The baker called out, “Let me know when you’re going and I’ll come too.”
She shut the door on him. Anyone listening would suppose she was the same sort. Was anyone listening? At Plummer’s everything came through the walls, the walls identified but did not contain. Marise could lie in bed and not be lonely because she was surrounded by meaningful sounds, from the vacuum cleaner in the next flat to the shuffle of traffic in Goldwater Road.
She now listened for someone listening to her. There were rubbings and creakings and the tinkle of a spoonful of dust. She had the impression that she wasn’t being listened to so much as recorded. Very well, there would be something to record.
The suitcases were on the floor where the taxi-driver had dumped them. She supposed she should unpack and put their clothes away, it would be a wifely thing to do. She had never had any difficulty knowing what was wifely and surely the thought should be taken some way towards the deed? It wasn’t her fault if she was made of other stuff than wives.
She did open one of the cases to see what would turn up and on top was Barbra-Bear. Tomelty had pushed it in at the last moment. Marise remembered him half-angry, half-laughing at
the spectacle of himself packing, “We’d owe another month’s rent before you got round to it.” The Barbra-Bear was made of honey-coloured plush filled with foam rubber. Marise took it out of the suitcase and coaxed back the rubber pieces that were leaking from a split in its side. She held the seam together, if she had had a safety-pin she could have mended it, but where to find a safety-pin in this new, strange place?
She said to the bear, “I’m new to it but it isn’t at all strange to me, it’s a most usual place,” and walked about with the bear in her arms saying, “Usual doors, usual windows, usual floor, usual offices, there’s nothing you could call strange. Here’s a kitchen and a sink and a larder and a gas-stove, is that staggering?”
It did not need the stone sink and the brass taps to recreate her childhood because she had felt the point of similarity as soon as she set foot in the place. It was on the way to being the same – it was not there yet, but it was of that order, farther up the scale of that same order – as her parents’ home. Our new flat is old, she thought, and had not the courage to voice it because she had married away from oldness.

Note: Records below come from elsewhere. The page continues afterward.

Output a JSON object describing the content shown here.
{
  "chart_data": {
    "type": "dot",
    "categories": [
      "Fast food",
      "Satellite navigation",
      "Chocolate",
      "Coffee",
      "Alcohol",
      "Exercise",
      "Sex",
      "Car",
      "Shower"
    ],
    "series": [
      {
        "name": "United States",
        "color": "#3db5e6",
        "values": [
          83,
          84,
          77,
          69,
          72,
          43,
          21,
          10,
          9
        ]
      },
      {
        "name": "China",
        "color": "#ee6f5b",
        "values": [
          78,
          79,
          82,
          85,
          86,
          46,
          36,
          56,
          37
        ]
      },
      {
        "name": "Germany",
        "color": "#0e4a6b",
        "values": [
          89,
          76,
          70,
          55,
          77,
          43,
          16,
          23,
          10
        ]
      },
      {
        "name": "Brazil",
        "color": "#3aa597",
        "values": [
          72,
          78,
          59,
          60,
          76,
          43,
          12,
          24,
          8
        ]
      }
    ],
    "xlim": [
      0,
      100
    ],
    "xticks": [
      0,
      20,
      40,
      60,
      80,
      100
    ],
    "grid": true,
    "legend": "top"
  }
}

She went to the window hoping to see birds fly. At Plummer’s she spent hours watching the sky; but apart from the starlings which were no better than animated tea-leaves there were few fliers. Pigeons floundered and sparrows peddled from chimney to chimney. She longed for birds shearing into the clouds, once she saw swans on the wing but they had their necks out and their feet dangling and looked silly.
“See, Barbra,” she tilted the bear’s snout, “there’s room only to paddle in the sky.”
Someone turned into the drive and trod confidently over the black pebbles. His hat was pushed back on the rims of his ears and his overcoat hung open. He carried a small suitcase in one hand and a bottle by the neck in the other. This was Jack Tomelty and now everything would be different though not necessarily better.